Brandaktuell aus der Oktober-Ausgabe 2017 der working@office +++ Zehn Prozent der Reisekosten kann ein Travel-Manager einsparen. Wen die Assistentin zu welcher Zeit ins Boot holen muss: ein Fahrplan.

Dienstreisen

Dienstreisen sind ein großer Kostenblock. Es lohnt sich, für dieses Thema Spezialistenwissen zu erwerben.

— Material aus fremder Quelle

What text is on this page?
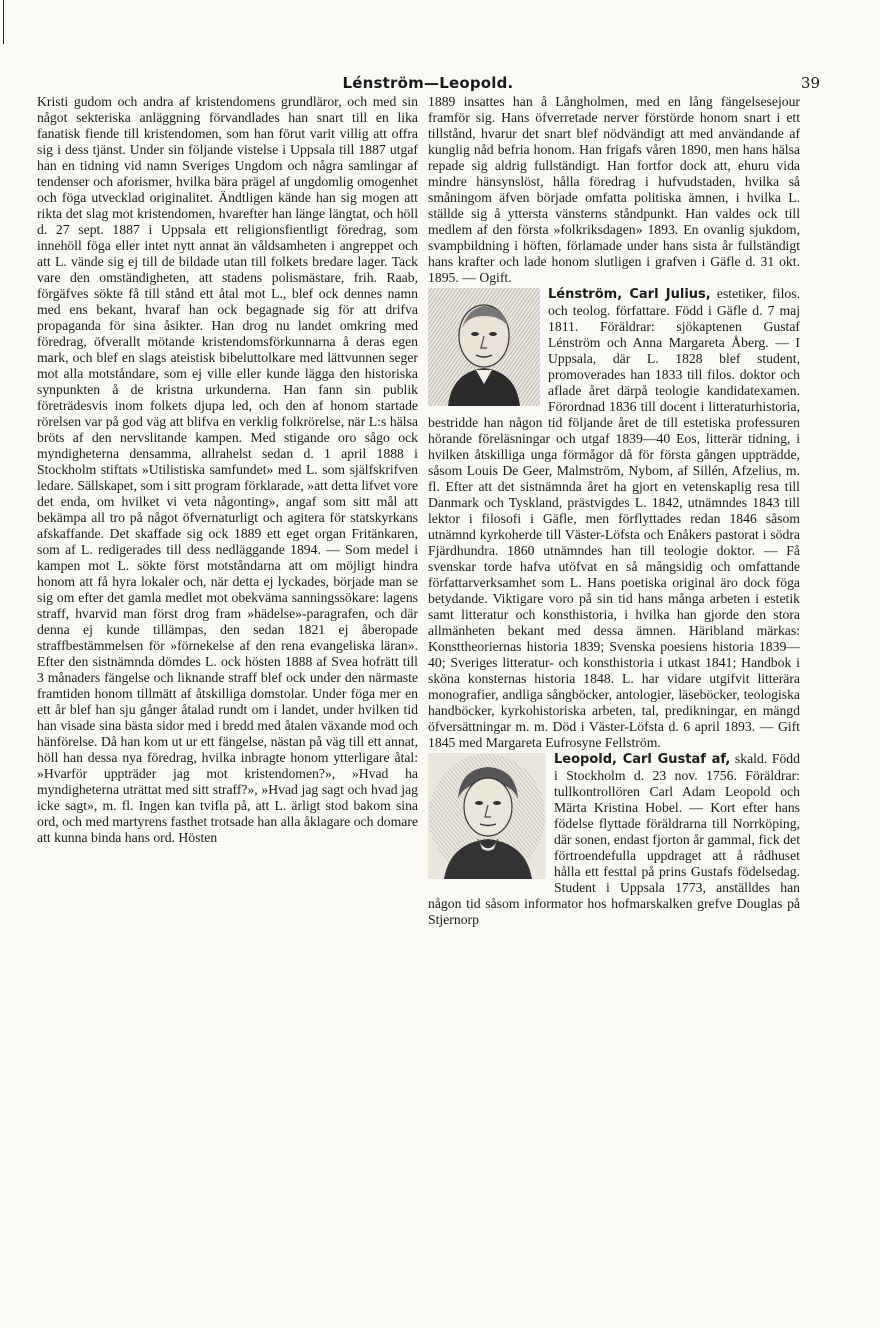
Lénström—Leopold.	39

Kristi gudom och andra af kristendomens grundläror, och med sin något sekteriska anläggning förvandlades han snart till en lika fanatisk fiende till kristendomen, som han förut varit villig att offra sig i dess tjänst. Under sin följande vistelse i Uppsala till 1887 utgaf han en tidning vid namn Sveriges Ungdom och några samlingar af tendenser och aforismer, hvilka bära prägel af ungdomlig omogenhet och föga utvecklad originalitet. Ändtligen kände han sig mogen att rikta det slag mot kristendomen, hvarefter han länge längtat, och höll d. 27 sept. 1887 i Uppsala ett religionsfientligt föredrag, som innehöll föga eller intet nytt annat än våldsamheten i angreppet och att L. vände sig ej till de bildade utan till folkets bredare lager. Tack vare den omständigheten, att stadens polismästare, frih. Raab, förgäfves sökte få till stånd ett åtal mot L., blef ock dennes namn med ens bekant, hvaraf han ock begagnade sig för att drifva propaganda för sina åsikter. Han drog nu landet omkring med föredrag, öfverallt mötande kristendomsförkunnarna å deras egen mark, och blef en slags ateistisk bibeluttolkare med lättvunnen seger mot alla motståndare, som ej ville eller kunde lägga den historiska synpunkten å de kristna urkunderna. Han fann sin publik företrädesvis inom folkets djupa led, och den af honom startade rörelsen var på god väg att blifva en verklig folkrörelse, när L:s hälsa bröts af den nervslitande kampen. Med stigande oro sågo ock myndigheterna densamma, allrahelst sedan d. 1 april 1888 i Stockholm stiftats »Utilistiska samfundet» med L. som själfskrifven ledare. Sällskapet, som i sitt program förklarade, »att detta lifvet vore det enda, om hvilket vi veta någonting», angaf som sitt mål att bekämpa all tro på något öfvernaturligt och agitera för statskyrkans afskaffande. Det skaffade sig ock 1889 ett eget organ Fritänkaren, som af L. redigerades till dess nedläggande 1894. — Som medel i kampen mot L. sökte först motståndarna att om möjligt hindra honom att få hyra lokaler och, när detta ej lyckades, började man se sig om efter det gamla medlet mot obekväma sanningssökare: lagens straff, hvarvid man först drog fram »hädelse»-paragrafen, och där denna ej kunde tillämpas, den sedan 1821 ej åberopade straffbestämmelsen för »förnekelse af den rena evangeliska läran». Efter den sistnämnda dömdes L. ock hösten 1888 af Svea hofrätt till 3 månaders fängelse och liknande straff blef ock under den närmaste framtiden honom tillmätt af åtskilliga domstolar. Under föga mer en ett år blef han sju gånger åtalad rundt om i landet, under hvilken tid han visade sina bästa sidor med i bredd med åtalen växande mod och hänförelse. Då han kom ut ur ett fängelse, nästan på väg till ett annat, höll han dessa nya föredrag, hvilka inbragte honom ytterligare åtal: »Hvarför uppträder jag mot kristendomen?», »Hvad ha myndigheterna uträttat med sitt straff?», »Hvad jag sagt och hvad jag icke sagt», m. fl. Ingen kan tvifla på, att L. ärligt stod bakom sina ord, och med martyrens fasthet trotsade han alla åklagare och domare att kunna binda hans ord. Hösten

1889 insattes han å Långholmen, med en lång fängelsesejour framför sig. Hans öfverretade nerver förstörde honom snart i ett tillstånd, hvarur det snart blef nödvändigt att med användande af kunglig nåd befria honom. Han frigafs våren 1890, men hans hälsa repade sig aldrig fullständigt. Han fortfor dock att, ehuru vida mindre hänsynslöst, hålla föredrag i hufvudstaden, hvilka så småningom äfven började omfatta politiska ämnen, i hvilka L. ställde sig å yttersta vänsterns ståndpunkt. Han valdes ock till medlem af den första »folkriksdagen» 1893. En ovanlig sjukdom, svampbildning i höften, förlamade under hans sista år fullständigt hans krafter och lade honom slutligen i grafven i Gäfle d. 31 okt. 1895. — Ogift.

Lénström, Carl Julius,
estetiker, filos. och teolog. författare. Född i Gäfle d. 7 maj 1811. Föräldrar: sjökaptenen Gustaf Lénström och Anna Margareta Åberg. — I Uppsala, där L. 1828 blef student, promoverades han 1833 till filos. doktor och aflade året därpå teologie kandidatexamen. Förordnad 1836 till docent i litteraturhistoria, bestridde han någon tid följande året de till estetiska professuren hörande föreläsningar och utgaf 1839—40 Eos, litterär tidning, i hvilken åtskilliga unga förmågor då för första gången uppträdde, såsom Louis De Geer, Malmström, Nybom, af Sillén, Afzelius, m. fl. Efter att det sistnämnda året ha gjort en vetenskaplig resa till Danmark och Tyskland, prästvigdes L. 1842, utnämndes 1843 till lektor i filosofi i Gäfle, men förflyttades redan 1846 såsom utnämnd kyrkoherde till Väster-Löfsta och Enåkers pastorat i södra Fjärdhundra. 1860 utnämndes han till teologie doktor. — Få svenskar torde hafva utöfvat en så mångsidig och omfattande författarverksamhet som L. Hans poetiska original äro dock föga betydande. Viktigare voro på sin tid hans många arbeten i estetik samt litteratur och konsthistoria, i hvilka han gjorde den stora allmänheten bekant med dessa ämnen. Häribland märkas: Konsttheoriernas historia 1839; Svenska poesiens historia 1839—40; Sveriges litteratur- och konsthistoria i utkast 1841; Handbok i sköna konsternas historia 1848. L. har vidare utgifvit litterära monografier, andliga sångböcker, antologier, läseböcker, teologiska handböcker, kyrkohistoriska arbeten, tal, predikningar, en mängd öfversättningar m. m. Död i Väster-Löfsta d. 6 april 1893. — Gift 1845 med Margareta Eufrosyne Fellström.
Leopold, Carl Gustaf af,
skald. Född i Stockholm d. 23 nov. 1756. Föräldrar: tullkontrollören Carl Adam Leopold och Märta Kristina Hobel. — Kort efter hans födelse flyttade föräldrarna till Norrköping, där sonen, endast fjorton år gammal, fick det förtroendefulla uppdraget att å rådhuset hålla ett festtal på prins Gustafs födelsedag. Student i Uppsala 1773, anställdes han någon tid såsom informator hos hofmarskalken grefve Douglas på Stjernorp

Dienstreisen: So werde ich Travel-Manager

Es gibt nicht wenige Unternehmen, bei denen Dienstreisen der zweitgrößte Kostenblock sind, nach Gehältern und Löhnen, noch vor Mieten, IT-Kosten und Dienstwagen. Dienstreise-Vermeidung ist deswegen ein oft gegoogeltes Stichwort hierzu. Denn Telefon- oder Videokonferenzen sind ein hervorragendes Mittel, Entfernungen zu überbrücken, zumal heute jeder einen PC auf dem Schreibtisch hat, auf dem Skype läuft. Und es gibt kaum ein mobiles Telefon mehr, auf dem nicht das Chat-Programm WhatsApp läuft, Video-Konferenz inklusive.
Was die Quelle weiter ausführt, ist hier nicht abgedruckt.